London Baptist Confession of 1644
NOTE. This confession was drawn up by the Particular Baptists to distinguish them from the, more numerous, General (Arminian) Baptists. There are two, or more, editions of this confession of faith. This one has the appearance of being original; though, apart from the prologue, the spelling and grammar has apparently been modernised. The Scripture quotations are from an edition of the King James Version subsequent to the 1611 edition but prior to the 1672 edition, which we have been able to check; this is evidence of authenticity. The Geneva Translation was not available to these brethren because its publication in England had been banned in1616.
A CONFESSION OF FAITH of seven congregations (or churches) of Christ in London, which are commonly, but unjustly, called Anabaptists; published for the vindication of the truth and information of the ignorant; likewise for the taking off those aspersions which are frequently, both in pulpit and print, unjustly cast upon them.

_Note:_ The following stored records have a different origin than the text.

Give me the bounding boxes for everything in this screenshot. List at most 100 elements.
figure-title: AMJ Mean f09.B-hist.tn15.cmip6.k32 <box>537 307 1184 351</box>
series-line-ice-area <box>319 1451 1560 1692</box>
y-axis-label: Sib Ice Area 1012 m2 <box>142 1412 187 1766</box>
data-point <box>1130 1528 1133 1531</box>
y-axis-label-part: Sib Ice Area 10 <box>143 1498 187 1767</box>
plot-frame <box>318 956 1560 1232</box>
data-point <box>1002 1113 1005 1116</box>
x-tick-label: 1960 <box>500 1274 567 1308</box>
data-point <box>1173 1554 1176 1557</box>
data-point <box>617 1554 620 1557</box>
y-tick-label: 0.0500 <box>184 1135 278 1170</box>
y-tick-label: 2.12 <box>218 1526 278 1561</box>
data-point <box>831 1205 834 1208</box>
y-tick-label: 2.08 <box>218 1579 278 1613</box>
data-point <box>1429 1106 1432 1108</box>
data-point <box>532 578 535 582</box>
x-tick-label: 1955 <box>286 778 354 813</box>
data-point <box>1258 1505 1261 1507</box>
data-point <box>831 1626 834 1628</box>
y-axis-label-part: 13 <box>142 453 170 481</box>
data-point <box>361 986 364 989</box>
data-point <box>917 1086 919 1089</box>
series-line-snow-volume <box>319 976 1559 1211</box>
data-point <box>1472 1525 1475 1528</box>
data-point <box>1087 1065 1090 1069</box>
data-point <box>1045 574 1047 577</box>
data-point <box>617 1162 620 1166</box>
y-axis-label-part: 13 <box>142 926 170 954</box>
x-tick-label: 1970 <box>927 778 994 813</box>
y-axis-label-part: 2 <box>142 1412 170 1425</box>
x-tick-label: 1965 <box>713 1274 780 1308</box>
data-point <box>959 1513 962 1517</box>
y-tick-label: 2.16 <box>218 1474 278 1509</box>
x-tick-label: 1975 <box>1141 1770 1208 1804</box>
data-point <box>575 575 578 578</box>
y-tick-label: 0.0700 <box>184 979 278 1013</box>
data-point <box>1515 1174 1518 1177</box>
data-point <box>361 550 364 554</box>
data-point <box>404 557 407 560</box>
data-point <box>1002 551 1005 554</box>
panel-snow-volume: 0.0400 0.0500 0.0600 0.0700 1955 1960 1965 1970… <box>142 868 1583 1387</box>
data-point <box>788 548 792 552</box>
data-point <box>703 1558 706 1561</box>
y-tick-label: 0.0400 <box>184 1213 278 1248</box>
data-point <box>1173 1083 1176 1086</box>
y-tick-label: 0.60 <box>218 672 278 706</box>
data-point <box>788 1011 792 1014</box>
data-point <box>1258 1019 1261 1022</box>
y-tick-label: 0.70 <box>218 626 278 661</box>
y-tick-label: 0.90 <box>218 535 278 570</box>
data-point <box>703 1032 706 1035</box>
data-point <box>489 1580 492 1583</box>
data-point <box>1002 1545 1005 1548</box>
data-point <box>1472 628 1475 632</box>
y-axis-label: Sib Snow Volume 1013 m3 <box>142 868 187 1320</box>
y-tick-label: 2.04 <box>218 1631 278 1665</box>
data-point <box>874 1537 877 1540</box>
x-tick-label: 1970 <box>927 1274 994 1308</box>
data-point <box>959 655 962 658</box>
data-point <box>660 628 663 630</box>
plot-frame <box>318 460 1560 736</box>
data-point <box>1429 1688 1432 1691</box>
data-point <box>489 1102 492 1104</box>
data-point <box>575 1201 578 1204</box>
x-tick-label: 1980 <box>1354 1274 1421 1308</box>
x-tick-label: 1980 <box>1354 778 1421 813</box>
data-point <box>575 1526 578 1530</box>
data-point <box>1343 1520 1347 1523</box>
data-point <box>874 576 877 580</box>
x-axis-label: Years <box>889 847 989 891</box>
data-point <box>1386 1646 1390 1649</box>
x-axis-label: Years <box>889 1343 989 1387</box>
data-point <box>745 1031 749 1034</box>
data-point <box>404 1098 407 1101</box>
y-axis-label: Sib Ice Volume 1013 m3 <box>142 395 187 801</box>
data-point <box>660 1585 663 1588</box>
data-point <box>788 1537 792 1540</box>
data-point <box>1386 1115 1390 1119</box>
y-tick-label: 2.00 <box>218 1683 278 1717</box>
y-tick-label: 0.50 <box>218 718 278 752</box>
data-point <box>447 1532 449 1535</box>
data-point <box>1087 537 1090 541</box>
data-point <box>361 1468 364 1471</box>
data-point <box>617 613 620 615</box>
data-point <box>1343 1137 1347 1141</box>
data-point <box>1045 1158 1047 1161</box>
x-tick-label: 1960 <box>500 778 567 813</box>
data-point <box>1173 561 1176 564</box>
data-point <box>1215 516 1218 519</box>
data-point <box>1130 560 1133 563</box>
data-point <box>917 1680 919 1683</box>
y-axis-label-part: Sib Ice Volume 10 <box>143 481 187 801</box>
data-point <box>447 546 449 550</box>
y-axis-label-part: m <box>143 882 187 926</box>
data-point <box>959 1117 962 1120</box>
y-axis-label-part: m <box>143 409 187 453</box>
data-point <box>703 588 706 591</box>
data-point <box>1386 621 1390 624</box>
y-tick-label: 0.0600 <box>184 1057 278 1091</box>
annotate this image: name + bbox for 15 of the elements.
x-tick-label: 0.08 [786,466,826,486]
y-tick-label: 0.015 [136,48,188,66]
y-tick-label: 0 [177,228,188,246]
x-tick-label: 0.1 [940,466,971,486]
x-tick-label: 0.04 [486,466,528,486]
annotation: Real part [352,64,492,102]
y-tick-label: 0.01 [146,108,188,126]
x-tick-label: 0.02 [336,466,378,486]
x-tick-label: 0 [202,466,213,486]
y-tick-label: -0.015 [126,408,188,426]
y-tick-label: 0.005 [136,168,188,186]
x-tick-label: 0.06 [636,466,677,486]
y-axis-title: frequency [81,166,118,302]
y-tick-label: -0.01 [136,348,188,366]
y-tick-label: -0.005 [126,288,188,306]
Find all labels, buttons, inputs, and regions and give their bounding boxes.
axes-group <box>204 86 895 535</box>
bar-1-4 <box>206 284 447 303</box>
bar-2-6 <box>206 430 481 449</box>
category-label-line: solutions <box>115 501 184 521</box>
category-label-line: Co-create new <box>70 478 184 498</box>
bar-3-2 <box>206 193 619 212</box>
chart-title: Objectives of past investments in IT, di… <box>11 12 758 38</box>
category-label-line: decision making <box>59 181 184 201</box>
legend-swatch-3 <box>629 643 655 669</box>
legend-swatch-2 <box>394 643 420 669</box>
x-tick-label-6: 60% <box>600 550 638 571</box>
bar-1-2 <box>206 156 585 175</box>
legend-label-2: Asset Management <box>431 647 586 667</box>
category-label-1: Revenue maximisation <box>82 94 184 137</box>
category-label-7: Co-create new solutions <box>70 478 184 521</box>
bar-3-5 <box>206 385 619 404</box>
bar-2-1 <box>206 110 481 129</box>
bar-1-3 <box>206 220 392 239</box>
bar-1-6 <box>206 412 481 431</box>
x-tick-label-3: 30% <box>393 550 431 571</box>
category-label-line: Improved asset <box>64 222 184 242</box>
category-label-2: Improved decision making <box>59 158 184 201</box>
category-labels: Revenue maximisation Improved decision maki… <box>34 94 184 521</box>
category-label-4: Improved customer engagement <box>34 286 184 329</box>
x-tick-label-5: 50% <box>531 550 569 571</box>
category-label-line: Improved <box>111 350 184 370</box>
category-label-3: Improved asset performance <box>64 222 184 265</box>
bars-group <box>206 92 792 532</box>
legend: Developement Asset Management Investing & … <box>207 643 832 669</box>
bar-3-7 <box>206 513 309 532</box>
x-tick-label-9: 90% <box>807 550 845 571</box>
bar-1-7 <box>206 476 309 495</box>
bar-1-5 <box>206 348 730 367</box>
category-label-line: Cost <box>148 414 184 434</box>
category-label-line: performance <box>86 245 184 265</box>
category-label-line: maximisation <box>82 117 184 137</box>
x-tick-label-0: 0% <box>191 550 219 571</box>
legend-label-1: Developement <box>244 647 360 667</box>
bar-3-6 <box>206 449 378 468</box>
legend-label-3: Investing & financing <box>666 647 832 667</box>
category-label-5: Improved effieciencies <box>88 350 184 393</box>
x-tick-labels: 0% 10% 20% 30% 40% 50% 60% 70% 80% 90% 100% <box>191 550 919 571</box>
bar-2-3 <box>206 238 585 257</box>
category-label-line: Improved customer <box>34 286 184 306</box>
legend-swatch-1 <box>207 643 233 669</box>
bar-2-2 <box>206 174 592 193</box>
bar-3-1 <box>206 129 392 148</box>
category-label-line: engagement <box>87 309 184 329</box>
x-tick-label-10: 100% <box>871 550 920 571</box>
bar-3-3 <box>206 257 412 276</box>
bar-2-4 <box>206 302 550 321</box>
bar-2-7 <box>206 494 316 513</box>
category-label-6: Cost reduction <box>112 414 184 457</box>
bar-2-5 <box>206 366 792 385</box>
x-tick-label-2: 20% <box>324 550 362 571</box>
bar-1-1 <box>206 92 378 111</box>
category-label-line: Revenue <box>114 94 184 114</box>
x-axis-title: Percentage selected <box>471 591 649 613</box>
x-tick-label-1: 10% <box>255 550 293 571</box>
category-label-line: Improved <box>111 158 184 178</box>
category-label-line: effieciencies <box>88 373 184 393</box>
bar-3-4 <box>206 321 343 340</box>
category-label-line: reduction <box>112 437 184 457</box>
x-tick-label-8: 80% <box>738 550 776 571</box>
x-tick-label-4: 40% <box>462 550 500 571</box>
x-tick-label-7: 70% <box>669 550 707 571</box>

Printed in London, Anno 1646.
But this I confesse unto thee, that after the way which they call heresie so worship I the God of my Fathers, beleeving all things that are written in the Law and the Prophets, and have hope towards God, which they themselves also allow, that there shall be a resurrection of the dead both of the just and unjust. - Acts xxiv. 14, 15.
For we cannot but speak the things that we have seen and heard. Acts iv. 20.
If I have spoken evill, bear witnesse of the evill; but if well, why smitest thou me? John xviii. 23.
Blessed are yee when men revile you, and say all manner of evil against you falsly for my sake. Rejoice, etc. Matt. v.11, 12. & xix. 29.
Thus we desire to give unto Christ that which is His, and unto all lawful Authority that which is their due, and to owe nothing to any many but love, to live quietly and peaceably, at is becometh saints, endeavouring in all things to keep a good conscience, and to do unto every man (of what judgement soever) as we would they should do unto us, that as our practice is, so it may prove us to a conscionable, quiet, and harmless people, (no ways dangerous or troublesome to human Society) and to labour and work with our hands, that we may not be chargeable to any, but to give to him that needeth both friends and enemies, accounting it more excellent to give than to receive. Also we confess that we know but in part, and that we are ignorant of many things which we desire and seek to know: and if any do show us that friendly part to show us from the Word of God that we see not, we shall have cause to be thankful to God and them. But if any man shall impose upon us anything that we see not to be commanded by out Lord Jesus Christ, we should in His strength, rather embrace all reproaches and tortures of men, to be stripped of all outward comforts, and if it were possible, to die a thousand deaths, rather than to do anything against the least tittle of the truth of God, or against the light of our own consciences. And if any shall call what we have said heresy, then do we with the Apostle acknowledge, that after the way they call heresy, worship we the God of our Fathers, disclaiming all heresy (rightly so called) because they are against Christ, and to be steadfast and immovable, always abounding in obedience to Christ, as knowing our labour shall not be in vain in the Lord.
1 Corinthians 1:24
Not that we have dominion over your faith, but are helpers of your joy: for by faith we stand.
Psalm 74:21, 22
Arise, O God, plead mine own cause. Remember how the foolish man blasphemeth Thee daily. O let not the oppressed return ashamed, but let the poor and needy praise Thy name. Come, Lord Jesus, come quickly.